It doesnt matter what your wife has done, you dont get a green light to cheat on her the way you are. Yes, its cheating, whether you like to hear that or not. If you are not happy in your marriage, then get out. You dont get to excuse away your own affair. I dont know why in the hell you are still with her after all that crap, but you chose to stay, so that choice binds you to be faithful. Grow up and stop flirting with the engaged girl! If you arent happy then end your marriage, and find someone who is AVAILABLE.


----------



## Yeswecan

As a side note, don't dip the pen in the company ink.


----------



## Kay43

Would I have stayed through all the cheating? Nope. For me that would have been it. Everybody is different though and I’m amazed at people that are able to work through affairs because I sure wouldn’t do it. Then again, I’ve never loved someone enough.

As far as the flirting that’s a big no no in my book. Everybody has different perspectives on what cheating is and to me you’ve crossed a big line just flirting. Two wrongs don’t make a right is what mom used to always say. So just because she cheated doesn’t give you permission to do so. 

Just stop talking to this girl in such a way. Keep it professional. Period. You shouldn’t even have to have a talk. She knows you’re married and should have never confronted you in the first place about a dream. She should have kept it to herself.

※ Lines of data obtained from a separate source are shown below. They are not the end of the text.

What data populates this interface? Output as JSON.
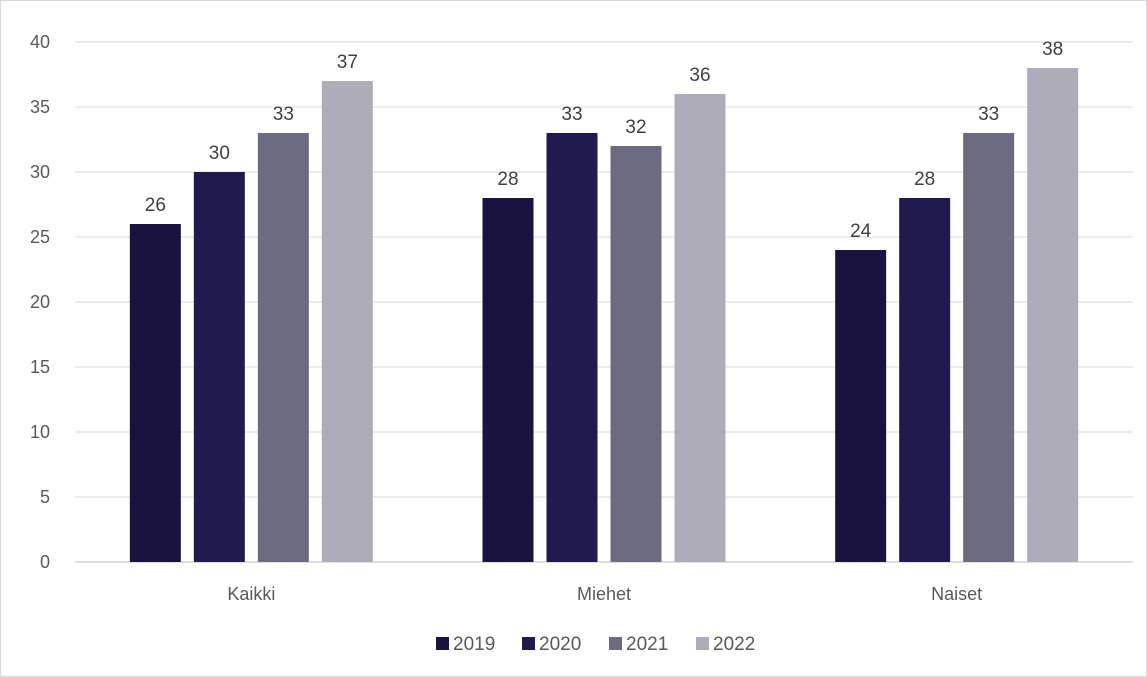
{
  "chart_data": {
    "type": "bar",
    "categories": [
      "Kaikki",
      "Miehet",
      "Naiset"
    ],
    "series": [
      {
        "name": "2019",
        "values": [
          26,
          28,
          24
        ],
        "color": "#1a1340"
      },
      {
        "name": "2020",
        "values": [
          30,
          33,
          28
        ],
        "color": "#211a4e"
      },
      {
        "name": "2021",
        "values": [
          33,
          32,
          33
        ],
        "color": "#6d6b80"
      },
      {
        "name": "2022",
        "values": [
          37,
          36,
          38
        ],
        "color": "#adacb8"
      }
    ],
    "yticks": [
      "0",
      "5",
      "10",
      "15",
      "20",
      "25",
      "30",
      "35",
      "40"
    ],
    "ylim": [
      0,
      40
    ],
    "grid": true,
    "legend": "bottom",
    "data_labels": true,
    "title": "",
    "xlabel": "",
    "ylabel": ""
  }
}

I feel sorry for the guy she’s going to marry if she’s already over there flirting with a married man.


----------



## FalCod

I agree with the above mentioned comments that your wife's poor behavior doesn't entitle you to also behave badly. Your options, as a decent human being, are to divorce her or stay faithfully married. 

On top of that, I'll add my usual admonition to stay away from crazy. A woman that is engaged who starts telling a married man that she dreamed about him is crazy. That should be obvious. Even if you were single, you would do yourself a favor by staying away from crazy people.


----------



## Mr. Nail

25 and 29 seems pretty good to me. 17 and 13 sounds sick. 
Being with an unfaithful person for 7 years makes you want to marry and have kids?
Three preschoolers at home seems to be classic time for wandering men.
I have no advice only a warning.
If you don't like drowning, stop what you are flirting Right now! you are headed towards a life of pain.


----------



## wilson

Sex hormones are very powerful and will cloud your judgment. You are not yourself right now. The flirting you're doing with this woman is warping your thoughts and weakening your moral resolve. If it keeps going on, eventually you'll find a way to justify having an affair. It will go something like, texting to lunches to happy hours to hugs goodbye to kiss on the cheek goodbye to actual kissing to hotel rooms etc. Each step will seem so small that you can justify it to yourself, but each step also warps your thinking more and you'll want to take the next step.

This woman that you think is so great, is she really? She's planning her wedding and telling you, a married man, about sex dreams she's having about you. Does that sound like a fine, upstanding, morally sound woman? Or maybe she has a poor moral foundation and is trying to pull you down to her level.

It's clear your marriage has serious problems, but this woman at work is not the solution. Dump her and work at fixing your life at home.


----------



## Cynthia

I don't think you are drowning in curiosity about the dream. You are drowning in curiosity about what it would be like to be with your coworker. And you are drowning in your poor decision making. You are in an unhappy marriage and are looking for something to cheer you up. You feel justified due to what you've put up with from your wife.

The problem is that you would be going from one bad situation into another. The woman you are interested in is not only not available, but she's not seriously committed to her fiance, just like you are not available, but your commitment to your wife is weak.

Is this really how you want to live? I doubt it, otherwise, you wouldn't be here. People have already given you good advice. I recommend you take it and move on with your life in a healthy way rather than trying to make yourself feel better by making further poor choices that will make you even more miserable in the long run. And your children... they matter in all this. Your choices impact them deeply.


----------